3. Berhak menggunakan hartanya. Orang yang tidak berhak menggunakan harta milik orang yang sangat bodoh (idiot) tidak sah jual belinya. Firman Allah ( Q.S. An-Nisa’(4): 5):
b. Sigat atau Ucapan
Ijab dan Kabul.
Ulama fiqh sepakat, bahwa unsur utama dalam jual beli adalah kerelaan
antara penjual dan pembeli. Karena kerelaan itu berada dalam hati, maka
harus diwujudkan melalui ucapan ijab (dari pihak penjual) dan kabul (dari pihak pembeli).
Adapun syarat-syarat ijab kabul adalah :
1. Orang yang mengucap ijab kabul telah akil baliqh.
2. Kabul harus sesuai dengan ijab.
3. Ijab dan kabul dilakukan dalam suatu majlis.
c. Barang Yang Diperjual Belikan
Barang yang diperjual-belikan harus memenuhi syarat-syarat yang diharuskan, antara lain :
1. Barang yang diperjual-belikan itu halal.
2. Barang itu ada manfaatnya.
3. Barang itu ada ditempat, atau tidak ada tapi ada ditempat lain.
4. Barang itu merupakan milik si penjual atau dibawah kekuasaanya.
5. Barang itu hendaklah diketahui oleh pihak penjual dan pembeli dengan jelas, baik zatnya, bentuknya dan kadarnya, maupun sifat-sifatnya.
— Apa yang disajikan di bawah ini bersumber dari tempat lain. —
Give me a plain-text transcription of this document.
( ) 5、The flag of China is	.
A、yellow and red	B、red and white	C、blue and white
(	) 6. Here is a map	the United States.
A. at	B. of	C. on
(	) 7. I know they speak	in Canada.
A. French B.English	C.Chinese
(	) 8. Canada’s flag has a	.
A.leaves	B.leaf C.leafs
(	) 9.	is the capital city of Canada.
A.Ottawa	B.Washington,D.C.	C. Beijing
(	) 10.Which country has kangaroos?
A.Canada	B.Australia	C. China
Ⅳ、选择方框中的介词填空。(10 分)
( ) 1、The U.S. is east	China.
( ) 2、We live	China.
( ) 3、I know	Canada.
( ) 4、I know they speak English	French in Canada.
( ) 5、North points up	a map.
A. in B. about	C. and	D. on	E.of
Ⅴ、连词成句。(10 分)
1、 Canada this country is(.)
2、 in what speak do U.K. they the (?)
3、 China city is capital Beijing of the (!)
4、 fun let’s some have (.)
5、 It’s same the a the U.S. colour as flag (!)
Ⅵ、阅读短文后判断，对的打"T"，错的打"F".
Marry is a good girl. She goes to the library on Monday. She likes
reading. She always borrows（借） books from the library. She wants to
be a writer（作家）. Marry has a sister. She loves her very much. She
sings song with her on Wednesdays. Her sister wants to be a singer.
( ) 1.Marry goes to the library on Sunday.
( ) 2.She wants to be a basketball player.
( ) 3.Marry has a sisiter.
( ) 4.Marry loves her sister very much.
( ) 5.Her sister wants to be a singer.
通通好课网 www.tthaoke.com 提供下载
d. Nilai tukar barang yang dijual (pada zaman modern sampai sekarang ini berupa uang).
Adapun syarat-syarat bagi nilai tukar barang yang dijual itu adalah :
1. Harga jual disepakati penjual dan pembeli harus jelas jumlahnya.
2. Nilai
tukar barang itu dapat diserahkan pada waktu transaksi jual beli,
walaupun secara hukum, misalnya pembayaran menggunakan kartu kredit.
3. Apabila jual beli dilakukan secara barter atau Al-muqayadah (nilai tukar barang yang dijual bukan berupa uang tetapi berupa uang).
2.4 Hal-hal Yang Terlarang Dalam Jual Beli
Jual
beli dapat dilihat dari beberapa sudut pandang, antara lain ditinjau
dari segi sah atau tidak sah dan terlarang atau tidak terlarang.
1. Jual beli yang sah dan tidak terlarang yaitu jual beli yang terpenuhi rukun-rukun dan syarat-syaratnya.
2. Jual
beli yang terlarang dan tidak sah (bathil) yaitu jual beli yang salah
satu rukun atau syaratnya tidak terpenuhi atau jual beli itu pada dasar
dan sifatnya tidak disyariatkan (disesuaikan dengan ajaran islam).
3. Jual beli yang sah tapi terlarang ( fasid ). Jual beli ini hukumnya sah, tidak membatalkan akad jual beli, tetapi dilarang oleh Islam karena sebab-sebab lain.
4. Terlarang sebab Ahliah (Ahli Akad). Ulama telah sepakat bahwa jual beli dikategorikan sah apabila dilakukan oleh orang yang baliqh, berakal, dapat memilih. Mereka yang dipandang tidak sah jual belinya sebagai berikut :
Ø Jual beli yang dilakukan oleh orang gila.
Ø Jual
beli yang dilakukan oleh anak kecil. Terlarang dikarenakan anak kecil
belum cukup dewasa untuk mengetahui perihal tentang jual beli.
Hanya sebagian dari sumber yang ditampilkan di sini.